Do you think our society would allow something like this to happen again:
After the Great Crash came the Great Depression, which lasted, with varying degrees of severity, for a decade. In 1933, the gross national product (the total production of the economy) was almost a third lower than in 1929. Only in 1937 did the physical volume of production recover to the level of 1929, and then promptly fall back again. Until 1941, the dollar value of output remained below 1929 levels. Between 1930 and 1940, the average number of unemployed during the year fell below eight million only once, in 1937. In 1933, nearly thirteen million people were out of work, or about one in four of the working population.

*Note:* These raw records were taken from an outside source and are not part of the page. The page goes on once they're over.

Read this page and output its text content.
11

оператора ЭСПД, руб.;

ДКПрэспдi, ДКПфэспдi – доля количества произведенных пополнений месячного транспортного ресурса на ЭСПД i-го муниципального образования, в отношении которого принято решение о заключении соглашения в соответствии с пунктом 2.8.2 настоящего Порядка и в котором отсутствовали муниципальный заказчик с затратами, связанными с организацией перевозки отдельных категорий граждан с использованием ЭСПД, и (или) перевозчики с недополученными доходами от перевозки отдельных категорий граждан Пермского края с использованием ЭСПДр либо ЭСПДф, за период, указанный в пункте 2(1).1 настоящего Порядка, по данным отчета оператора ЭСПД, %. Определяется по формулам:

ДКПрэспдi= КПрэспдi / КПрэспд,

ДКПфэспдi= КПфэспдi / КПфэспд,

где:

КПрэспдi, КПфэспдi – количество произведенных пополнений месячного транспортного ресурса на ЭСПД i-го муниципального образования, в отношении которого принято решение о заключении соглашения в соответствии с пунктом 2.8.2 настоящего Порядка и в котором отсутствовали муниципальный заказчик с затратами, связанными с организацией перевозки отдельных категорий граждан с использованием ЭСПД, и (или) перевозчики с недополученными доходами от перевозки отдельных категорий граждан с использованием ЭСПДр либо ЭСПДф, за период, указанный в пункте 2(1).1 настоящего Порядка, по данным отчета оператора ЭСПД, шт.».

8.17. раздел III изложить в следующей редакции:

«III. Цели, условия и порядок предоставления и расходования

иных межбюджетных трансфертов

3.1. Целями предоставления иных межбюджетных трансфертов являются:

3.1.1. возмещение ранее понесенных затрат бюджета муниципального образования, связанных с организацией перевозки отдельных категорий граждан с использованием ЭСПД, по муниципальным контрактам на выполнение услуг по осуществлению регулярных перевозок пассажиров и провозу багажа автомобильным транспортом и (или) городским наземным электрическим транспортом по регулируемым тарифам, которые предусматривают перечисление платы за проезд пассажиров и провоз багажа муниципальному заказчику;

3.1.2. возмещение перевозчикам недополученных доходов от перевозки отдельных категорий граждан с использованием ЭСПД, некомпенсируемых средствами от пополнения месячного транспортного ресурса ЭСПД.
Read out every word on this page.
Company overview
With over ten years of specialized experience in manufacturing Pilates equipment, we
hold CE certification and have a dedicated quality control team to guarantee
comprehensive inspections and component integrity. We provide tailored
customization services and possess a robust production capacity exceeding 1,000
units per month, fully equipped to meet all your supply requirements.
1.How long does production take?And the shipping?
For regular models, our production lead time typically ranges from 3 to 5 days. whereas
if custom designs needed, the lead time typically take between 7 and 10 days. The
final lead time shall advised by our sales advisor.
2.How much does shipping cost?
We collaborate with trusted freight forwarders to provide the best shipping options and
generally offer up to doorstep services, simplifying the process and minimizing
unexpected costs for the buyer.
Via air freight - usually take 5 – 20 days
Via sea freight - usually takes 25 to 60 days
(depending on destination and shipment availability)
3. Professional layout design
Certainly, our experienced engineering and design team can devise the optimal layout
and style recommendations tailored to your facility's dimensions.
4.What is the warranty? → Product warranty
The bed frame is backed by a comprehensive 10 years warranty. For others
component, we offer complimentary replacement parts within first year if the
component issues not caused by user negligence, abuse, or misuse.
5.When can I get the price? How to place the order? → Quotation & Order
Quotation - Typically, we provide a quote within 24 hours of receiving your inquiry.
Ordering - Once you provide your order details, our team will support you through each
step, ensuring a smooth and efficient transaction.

In 1938, one in five was still without work.
No way!
We would throw so much monetary and fiscal policy at a slowdown of that magnitude that it would never last that long.
Are there any unintended consequences if the left tail is removed in this way? Yes.
Will there still be bear markets? Naturally.
Crashes? Certainly.
Financial crises? Yes, we are still human after all.
But a new Great Depression? I don’t see how this could possibly be anything less than an alien attack.2
We can’t have another Great Depression because the Great Depression has already happened.
Further reading:
10 Things You May Not Know About the Great Depression
1Quick book review: It was excellent. Lots of stories and characters I had never heard of.
2Even that could be bullish because of all the infrastructure spending needed. And once we defeat the aliens, we can steal their technical secrets. It would lead to a wave of innovation.